Les dépenses posent de nombreux problèmes au premier rang desquels la taxe sur les salaires. Il s’agit d’un impôt payé par les employeurs qui ne sont pas assujettis à la TVA, comme les hôpitaux et les cliniques, les banques et assurances, les associations par ce biais. Elle n’a rien à voir avec les taxes sur les salaires comme la taxe d’apprentissage, la formation professionnelle, etc…car elle est une recette de l’Etat non affectée. Par le biais de cette taxe, l’Etat récupère près de 10 Md€, dont plus de 2 Md€ prélevés sur les seuls hôpitaux donc sur le budget de la SS.

Il conviendrait également de prendre en compte les accidents du travail non déclarés comme tels sur pression de l’employeur afin d’échapper à la cotisation spécifique à la seule charge de celui-ci. Par conséquent, c’est la branche maladie qui supporte une charge indue de plusieurs milliards.

Les dépenses pharmaceutiques pourraient être réduites, surtout (c’est un exemple) quand un même médicament coûte trois fois moins cher en Espagne…la Sécu supporte donc les frais de développement des laboratoires !

En conclusion comptable, le déficit de 2006 (8,7 Md€) est un mensonge officiel.

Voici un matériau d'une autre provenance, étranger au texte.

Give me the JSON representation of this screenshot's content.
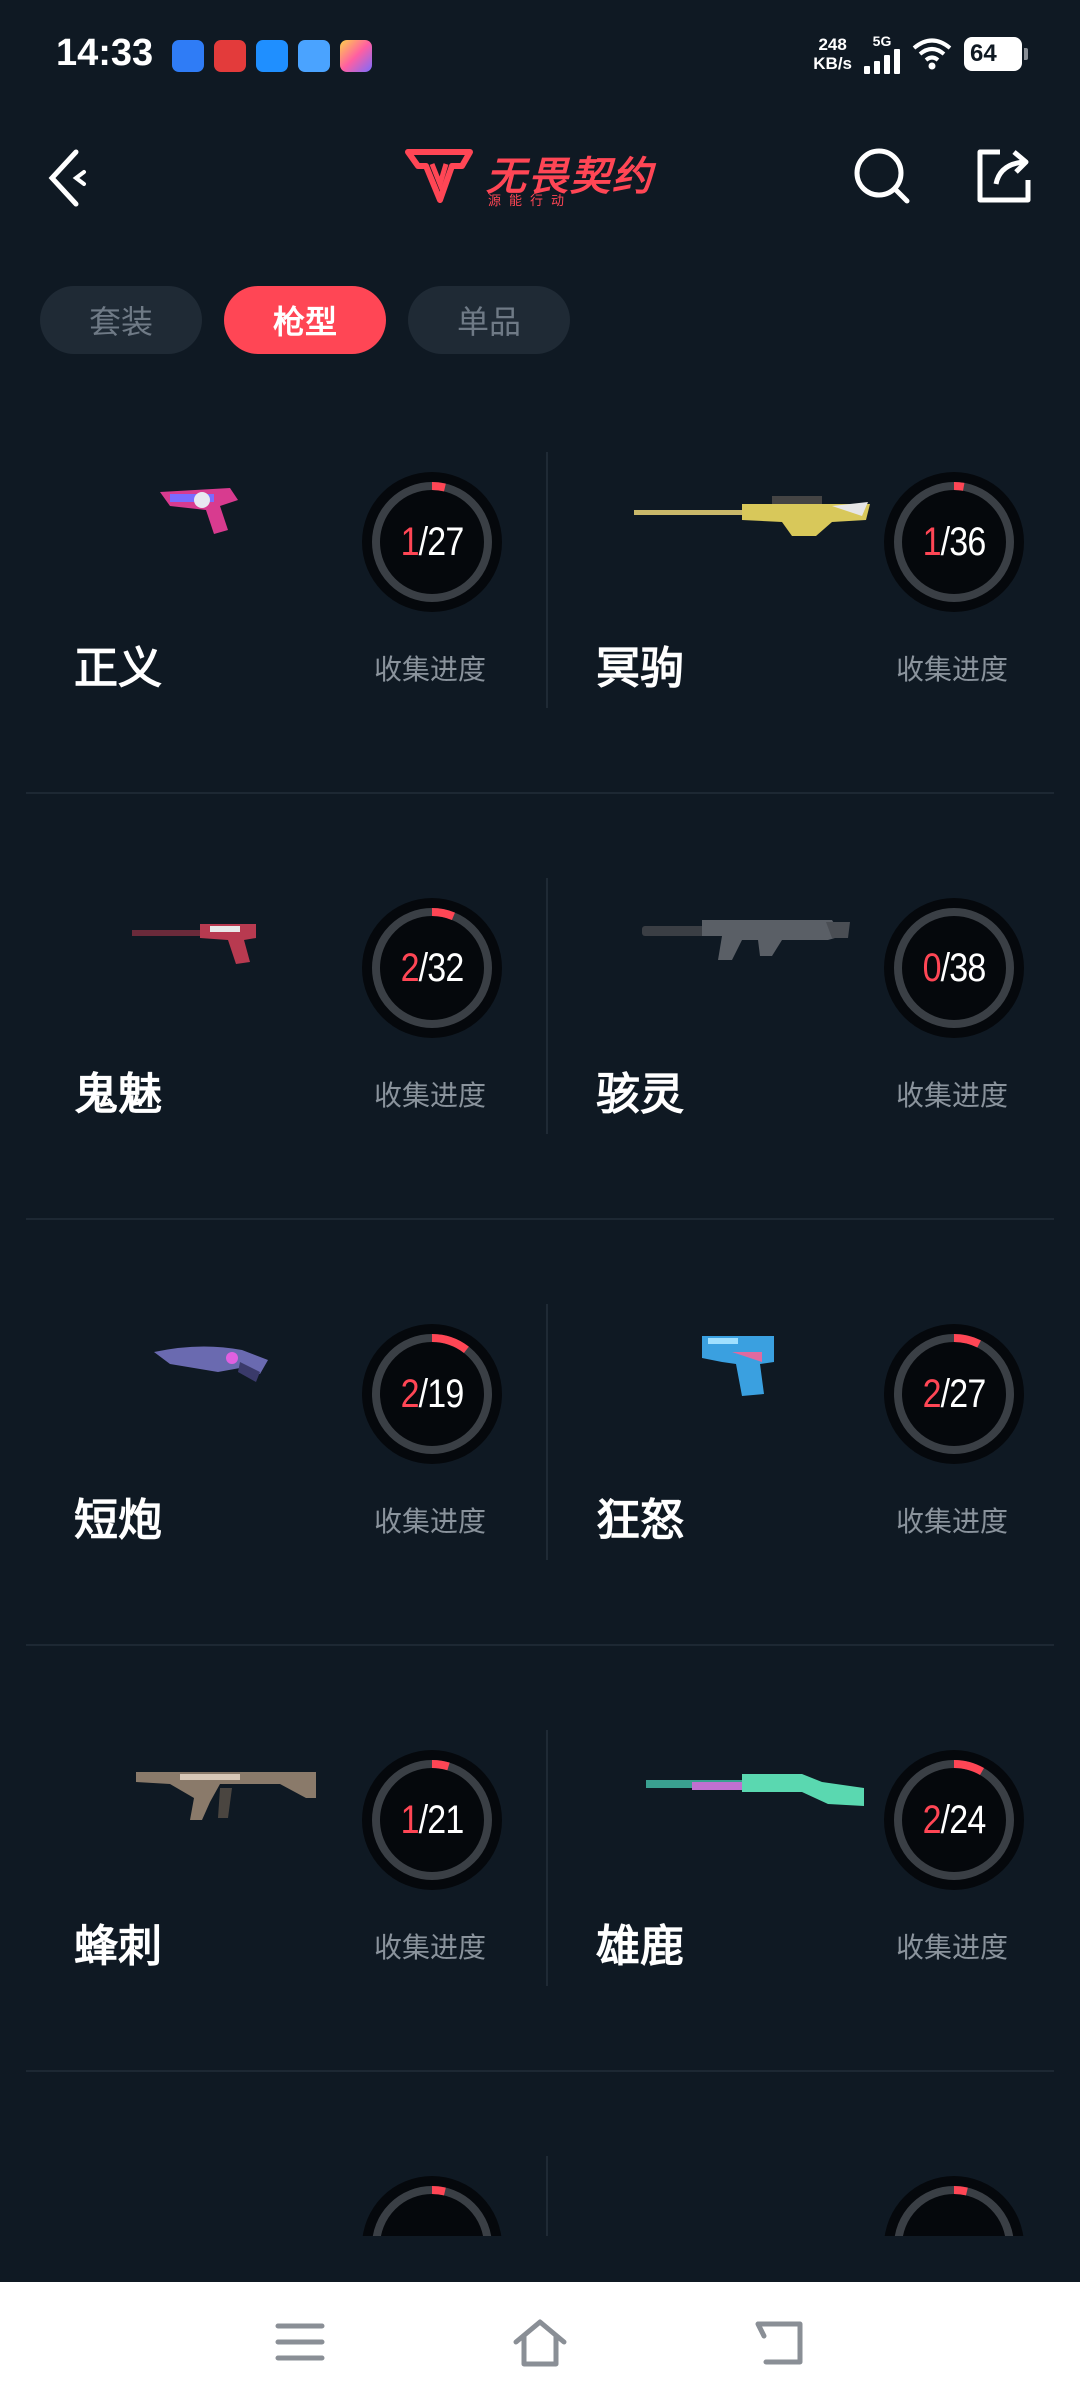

La SS serait en réalité excédentaire de l’ordre de 10 Md€, hors mise en œuvre de prélèvement des cotisations sur la Valeur Ajoutée.

Par contre, il existe des dépenses « cachées » qui aggraveraient le déficit.

Tout d’abord la part qui reste à la charge des ménages soit à travers les mutuelles ou le solde à charge : 25 % des dépenses sont concernées…au premier rang desquelles on trouve l’optique et les soins dentaires, le forfait hospitalier, etc… Par conséquent, les plus démunis « préfèrent » ne pas consulter : or, différer des soins entraîne une dégradation de l’état de santé de la population.

Ensuite, une partie du personnel de l’hôpital est exploitée (CES, étudiants en formation, qu’il s’agisse d’AS, d’IDE ou de médecins) ou sous-payée (internes étrangers, personnel des cliniques).

En outre, un certain nombre d’investissements font l’objet de subventions des collectivités locales pour des matériels lourds ou de nouvelles constructions.

Si l’on prenait en compte la modification du calcul des recettes, mais aussi celle des dépenses, on aboutirait peut-être à un déficit, peut-être à un excédent. Mais, la question est de savoir quels objectifs de vie, de santé et de contrat social se donne une société. Et rappelons, ce qui est peu entendu, que la part de la santé en France rapportée au PIB est bien moindre qu’aux Etats-Unis (respectivement 9.5 % et 13.9 % du PIB) au système de santé privé et dur pour les pauvres, ou qu’en Allemagne (10.7 %), notre 1er partenaire en Europe.